Run guest JavaScript with exec() and run(), and return values from the sandbox.

exec() and run() are the two ways to run guest code to completion. The code runs inside the VM as a standard ES module, so top-level import and top-level await both work.

Run code and capture output

exec() runs the code and resolves with stdout, stderr, and exitCode.

import { NodeRuntime } from "secure-exec";

const rt = await NodeRuntime.create();
const { stdout, exitCode } = await rt.exec(`
  import os from "node:os";
  console.log("platform:", os.platform());
`);
console.log(stdout, exitCode);
await rt.dispose();

Return a value from the guest

run<T>() does everything exec() does and also decodes a JSON-serializable value the guest hands back with the injected globalThis.__return(value). If the guest never calls it, value is undefined.

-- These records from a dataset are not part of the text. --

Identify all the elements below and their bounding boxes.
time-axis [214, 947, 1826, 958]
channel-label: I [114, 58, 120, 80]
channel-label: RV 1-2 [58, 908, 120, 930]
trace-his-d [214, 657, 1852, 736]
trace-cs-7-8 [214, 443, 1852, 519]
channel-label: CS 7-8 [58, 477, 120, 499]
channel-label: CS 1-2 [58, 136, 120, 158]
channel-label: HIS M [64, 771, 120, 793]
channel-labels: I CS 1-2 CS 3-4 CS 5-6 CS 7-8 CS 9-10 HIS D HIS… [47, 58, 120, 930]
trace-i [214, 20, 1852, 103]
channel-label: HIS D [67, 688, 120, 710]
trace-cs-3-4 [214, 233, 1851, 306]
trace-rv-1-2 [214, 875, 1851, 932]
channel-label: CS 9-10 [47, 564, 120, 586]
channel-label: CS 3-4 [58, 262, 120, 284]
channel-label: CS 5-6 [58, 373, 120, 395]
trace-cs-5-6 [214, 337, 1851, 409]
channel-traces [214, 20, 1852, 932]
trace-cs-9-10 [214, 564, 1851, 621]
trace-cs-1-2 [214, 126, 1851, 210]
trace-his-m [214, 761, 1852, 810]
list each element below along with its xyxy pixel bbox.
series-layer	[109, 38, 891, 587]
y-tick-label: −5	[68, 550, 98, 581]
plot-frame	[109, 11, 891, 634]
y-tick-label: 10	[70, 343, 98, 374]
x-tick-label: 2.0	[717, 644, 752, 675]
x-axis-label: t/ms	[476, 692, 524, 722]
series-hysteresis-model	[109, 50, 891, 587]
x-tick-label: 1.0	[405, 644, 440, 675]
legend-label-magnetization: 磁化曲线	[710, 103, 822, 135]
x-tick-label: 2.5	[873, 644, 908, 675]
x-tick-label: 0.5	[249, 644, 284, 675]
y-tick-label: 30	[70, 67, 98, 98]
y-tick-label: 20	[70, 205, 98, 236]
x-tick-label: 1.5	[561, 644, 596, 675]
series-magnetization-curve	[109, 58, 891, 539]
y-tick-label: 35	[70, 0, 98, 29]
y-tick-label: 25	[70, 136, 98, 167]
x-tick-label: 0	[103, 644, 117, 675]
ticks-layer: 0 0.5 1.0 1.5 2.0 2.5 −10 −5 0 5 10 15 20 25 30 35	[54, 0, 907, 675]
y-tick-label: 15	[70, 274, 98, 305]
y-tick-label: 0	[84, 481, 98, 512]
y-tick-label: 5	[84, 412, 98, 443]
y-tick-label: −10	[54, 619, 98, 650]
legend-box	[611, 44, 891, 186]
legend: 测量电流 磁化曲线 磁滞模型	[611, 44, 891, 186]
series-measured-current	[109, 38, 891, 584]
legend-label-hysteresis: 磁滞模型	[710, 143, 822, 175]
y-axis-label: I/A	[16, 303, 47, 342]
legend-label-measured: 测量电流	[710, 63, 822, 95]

const { value } = await rt.run<{ sum: number }>(`
  globalThis.__return({ sum: 2 + 40 });
`);
console.log(value?.sum); // 42

Per-run options

exec() and run() take the same per-call options: stdin to pipe input, env and cwd to override the environment for one run, a timeout and an AbortSignal to bound it, and onStdout / onStderr to stream output as it is produced.

const result = await rt.run<string>(
  `
  let input = "";
  for await (const chunk of process.stdin) input += chunk;
  globalThis.__return(input.trim().toUpperCase());
  `,
  { stdin: "piped through stdin", timeout: 10_000 },
);

Guest code can also invoke host-side tools you register with the tools option on NodeRuntime.create(): each becomes a named command the guest runs by name, round-tripping its JSON input to a handler on the host. For the full option and result shapes, see the TypeScript SDK reference.